How a fierce college admissions process is destroying us as students (and what those in charge should do about it)

By Tate Evans
To any up-and-coming high schooler cursed with the dreams of attending a select college when they graduate high school, the statistics are truly gruesome. Roughly speaking, selective institutions—schools which only accept half of all their total applicants—regularly accept 1/5 of the nations incoming freshmen, but are the end destination for 1/3 of our collective applications. Top schools such as Harvard and Stanford regularly report admission rates hovering around 5%, or numerically, just a measly 2,040 incoming students out of a hefty 47,450 applicant pool (2018) in the case of the latter.
In what is essentially an academic battle royale with an ever-increasing pool of competitors, it is easy to see the inherent flaws in the system. There are hundreds of thousands of students, from the quaint DHS to top-tier prep schools 7,233 miles over the pacific in China, who all yearn for the exact same prize. Stress, anxiety, sleep deprivation, and depression are all logical conclusions of this system, where emotionally inexperienced teens are thrust wholeheartedly into an international arms race of extracurriculars, GPAs, and SAT scores. To people who have barely scratched the surface of what life really means, this slog for prestige represents their only means of true validation, the ultimate path toward true social acceptance in our society.

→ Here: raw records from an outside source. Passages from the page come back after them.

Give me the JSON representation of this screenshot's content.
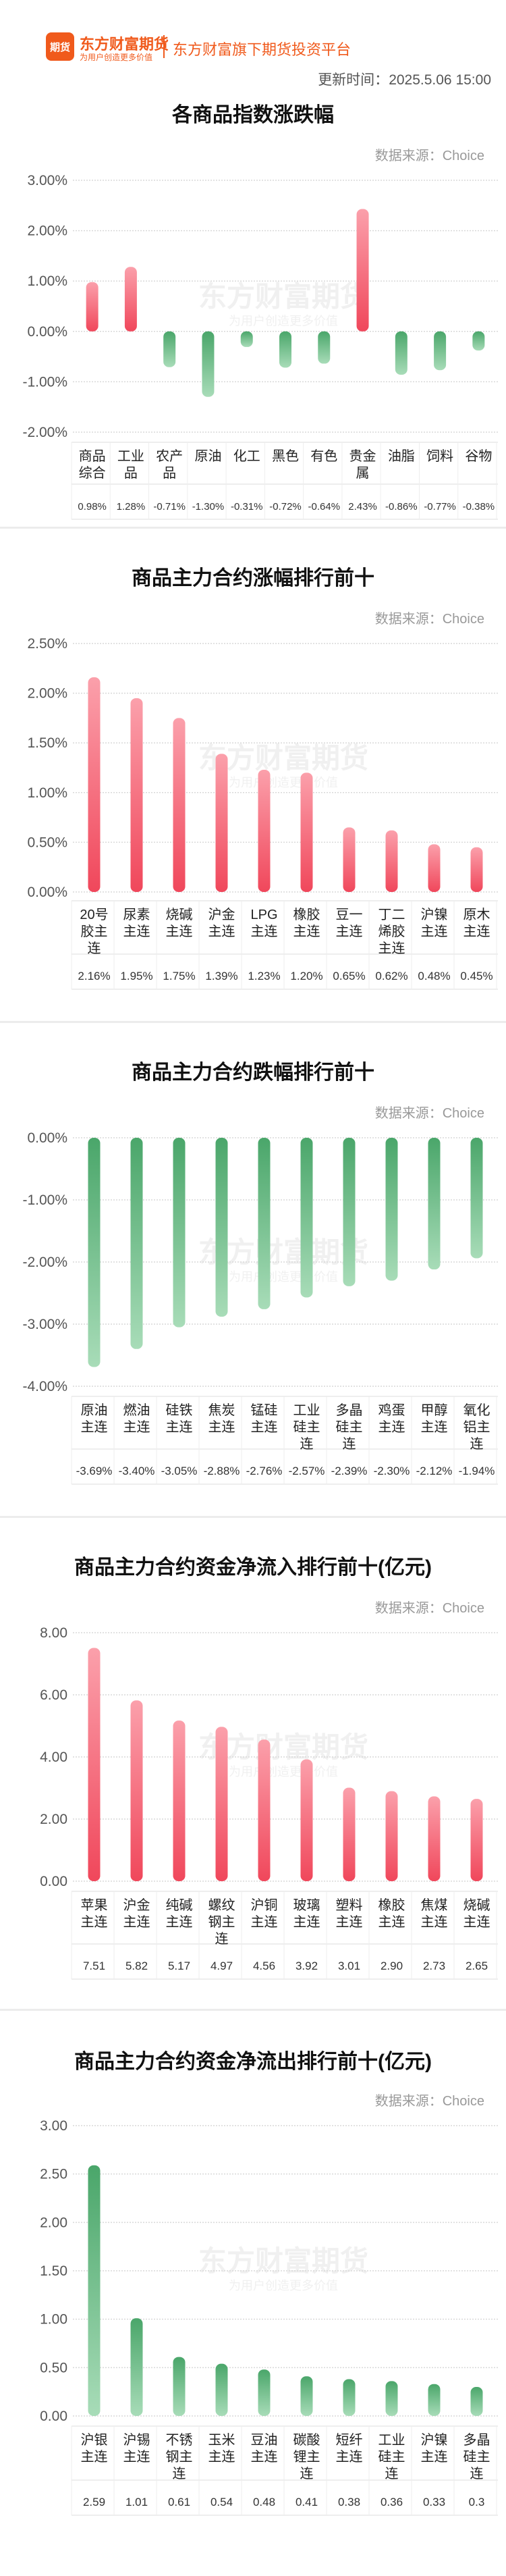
{
  "header": {
    "logo_mark": "期货",
    "logo_name": "东方财富期货",
    "logo_slogan": "为用户创造更多价值",
    "platform": "东方财富旗下期货投资平台",
    "update_label": "更新时间：",
    "update_time": "2025.5.06 15:00"
  },
  "watermark": {
    "text": "东方财富期货",
    "sub": "为用户创造更多价值"
  },
  "colors": {
    "up": "#f0475b",
    "up_light": "#fba0ab",
    "down": "#4aa66a",
    "down_light": "#a8dcb8",
    "axis_text": "#555555",
    "grid": "#d9d9d9"
  },
  "chart_data": [
    {
      "type": "bar",
      "title": "各商品指数涨跌幅",
      "source": "数据来源：Choice",
      "categories": [
        "商品\n综合",
        "工业\n品",
        "农产\n品",
        "原油",
        "化工",
        "黑色",
        "有色",
        "贵金\n属",
        "油脂",
        "饲料",
        "谷物"
      ],
      "values": [
        0.98,
        1.28,
        -0.71,
        -1.3,
        -0.31,
        -0.72,
        -0.64,
        2.43,
        -0.86,
        -0.77,
        -0.38
      ],
      "value_labels": [
        "0.98%",
        "1.28%",
        "-0.71%",
        "-1.30%",
        "-0.31%",
        "-0.72%",
        "-0.64%",
        "2.43%",
        "-0.86%",
        "-0.77%",
        "-0.38%"
      ],
      "yticks": [
        "3.00%",
        "2.00%",
        "1.00%",
        "0.00%",
        "-1.00%",
        "-2.00%"
      ],
      "ylim": [
        -2,
        3
      ],
      "unit": "%"
    },
    {
      "type": "bar",
      "title": "商品主力合约涨幅排行前十",
      "source": "数据来源：Choice",
      "categories": [
        "20号\n胶主\n连",
        "尿素\n主连",
        "烧碱\n主连",
        "沪金\n主连",
        "LPG\n主连",
        "橡胶\n主连",
        "豆一\n主连",
        "丁二\n烯胶\n主连",
        "沪镍\n主连",
        "原木\n主连"
      ],
      "values": [
        2.16,
        1.95,
        1.75,
        1.39,
        1.23,
        1.2,
        0.65,
        0.62,
        0.48,
        0.45
      ],
      "value_labels": [
        "2.16%",
        "1.95%",
        "1.75%",
        "1.39%",
        "1.23%",
        "1.20%",
        "0.65%",
        "0.62%",
        "0.48%",
        "0.45%"
      ],
      "yticks": [
        "2.50%",
        "2.00%",
        "1.50%",
        "1.00%",
        "0.50%",
        "0.00%"
      ],
      "ylim": [
        0,
        2.5
      ],
      "unit": "%"
    },
    {
      "type": "bar",
      "title": "商品主力合约跌幅排行前十",
      "source": "数据来源：Choice",
      "categories": [
        "原油\n主连",
        "燃油\n主连",
        "硅铁\n主连",
        "焦炭\n主连",
        "锰硅\n主连",
        "工业\n硅主\n连",
        "多晶\n硅主\n连",
        "鸡蛋\n主连",
        "甲醇\n主连",
        "氧化\n铝主\n连"
      ],
      "values": [
        -3.69,
        -3.4,
        -3.05,
        -2.88,
        -2.76,
        -2.57,
        -2.39,
        -2.3,
        -2.12,
        -1.94
      ],
      "value_labels": [
        "-3.69%",
        "-3.40%",
        "-3.05%",
        "-2.88%",
        "-2.76%",
        "-2.57%",
        "-2.39%",
        "-2.30%",
        "-2.12%",
        "-1.94%"
      ],
      "yticks": [
        "0.00%",
        "-1.00%",
        "-2.00%",
        "-3.00%",
        "-4.00%"
      ],
      "ylim": [
        -4,
        0
      ],
      "unit": "%"
    },
    {
      "type": "bar",
      "title": "商品主力合约资金净流入排行前十(亿元)",
      "source": "数据来源：Choice",
      "categories": [
        "苹果\n主连",
        "沪金\n主连",
        "纯碱\n主连",
        "螺纹\n钢主\n连",
        "沪铜\n主连",
        "玻璃\n主连",
        "塑料\n主连",
        "橡胶\n主连",
        "焦煤\n主连",
        "烧碱\n主连"
      ],
      "values": [
        7.51,
        5.82,
        5.17,
        4.97,
        4.56,
        3.92,
        3.01,
        2.9,
        2.73,
        2.65
      ],
      "value_labels": [
        "7.51",
        "5.82",
        "5.17",
        "4.97",
        "4.56",
        "3.92",
        "3.01",
        "2.90",
        "2.73",
        "2.65"
      ],
      "yticks": [
        "8.00",
        "6.00",
        "4.00",
        "2.00",
        "0.00"
      ],
      "ylim": [
        0,
        8
      ],
      "unit": "亿元"
    },
    {
      "type": "bar",
      "title": "商品主力合约资金净流出排行前十(亿元)",
      "source": "数据来源：Choice",
      "categories": [
        "沪银\n主连",
        "沪锡\n主连",
        "不锈\n钢主\n连",
        "玉米\n主连",
        "豆油\n主连",
        "碳酸\n锂主\n连",
        "短纤\n主连",
        "工业\n硅主\n连",
        "沪镍\n主连",
        "多晶\n硅主\n连"
      ],
      "values": [
        2.59,
        1.01,
        0.61,
        0.54,
        0.48,
        0.41,
        0.38,
        0.36,
        0.33,
        0.3
      ],
      "value_labels": [
        "2.59",
        "1.01",
        "0.61",
        "0.54",
        "0.48",
        "0.41",
        "0.38",
        "0.36",
        "0.33",
        "0.3"
      ],
      "yticks": [
        "3.00",
        "2.50",
        "2.00",
        "1.50",
        "1.00",
        "0.50",
        "0.00"
      ],
      "ylim": [
        0,
        3
      ],
      "unit": "亿元"
    }
  ]
}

Arms races usually revolve around overreactions, and in college application terms, that is represented by the ever rising amount of applications the average student sends out each year. According to the National Association for College Admission Counseling, 36 percent of first-time freshmen applied to seven or more colleges in the fall of 2015, roughly 19 points higher than in 2005. Within that same timeframe, most selective colleges saw their acceptance rates decrease. It seems as competition increases, students feel incentivized to apply to as many colleges as possible, as to widen their chances of getting into an agreeable school. Ironically, this over applying is what has caused the plummeting acceptance rates, with school inboxes becoming flooded with letters that only years before would never have been sent.
There is a reason why in 2005 a school such as UChicago’s acceptance rate was 40% and has in 2018 dropped to a paltry 8%, and it’s not because it suddenly started educating better or invested millions in new facilities, but because it swapped it’s “uncommon” application for the Common App. It’s simple arithmetic: a corporate style advertisement offensive combined with the ease of clicking UChicago onto a Common Application listing meant thousands of students who would have never considered the school applied. While it’s great for boosting UChicago’s prestige and national rankings, it’s the students who ultimately lose.
Before the Common App, the majority of those applying to UChicago were students who craved a specific academic challenge, who worked on their singular admission because they wanted the specific environment UChicago provided. Now, however, with the Common App taking the risk factor out of college applications by streamlining the process, students now have almost no incentive to only apply to the colleges that best fit them as its no longer a real challenge to apply. While a student could just apply to the schools best for his engineering program, its much more likely they end up also applying to several more colleges based on non-academic factors (like prestige) because of how easy the Common App makes the process. The detriment of this is that students who could do best at a certain school simply don’t get accepted, as the swarm of applications from those who would normally never give the school a second thought but apply anyways on a whim dilute the pool.
The Common App is a godsend in that it helps alleviate stress from our lives by decreasing our application workload, but that stress is just being handed back to us on a rejection-stamped platter by not realistically capping the amount of colleges we can apply to via their service. I think it’s reasonable to say if we had a real limit on the amount of colleges we could apply to, we would consider those colleges much more carefully, and actually research which ones are the best fit for ourselves instead of cramming a letter into the inbox of every school on the eastern seaboard. Currently, College board sets the cap at “only” 20 colleges. While the drive of someone with the iron hands to write that many supplementals is admirable, it’s doubtful more than a handful of students are even aware of its existence or effected by it whatsoever.
A more effective college cap would be something below double digits, such as five or six, that both gives applicants reasonable room for college diversity while at the same time guiding them into thinking about the weight of their applications. If students wish to apply to more colleges, they are more than welcome to submit a custom application to said institution(s), but that’s their prerogative. A two reach, two match, and two safety application strategy under a six college limit through the Common App would be the perfect mix for most students, minimizing their stresses by limiting workload and incentivising them to apply only to colleges that are a true match for their chosen path. While such a solution is somewhat unlikely to ever be taken up, it would be beneficial to all those applying to college in their senior year at DHS to take the sentiment of it to heart. Prestige and name brand alone do not define your education nor your future, for the only thing that matters after college isn’t the swag of your alma mater, but the experiences and education you gained along the way.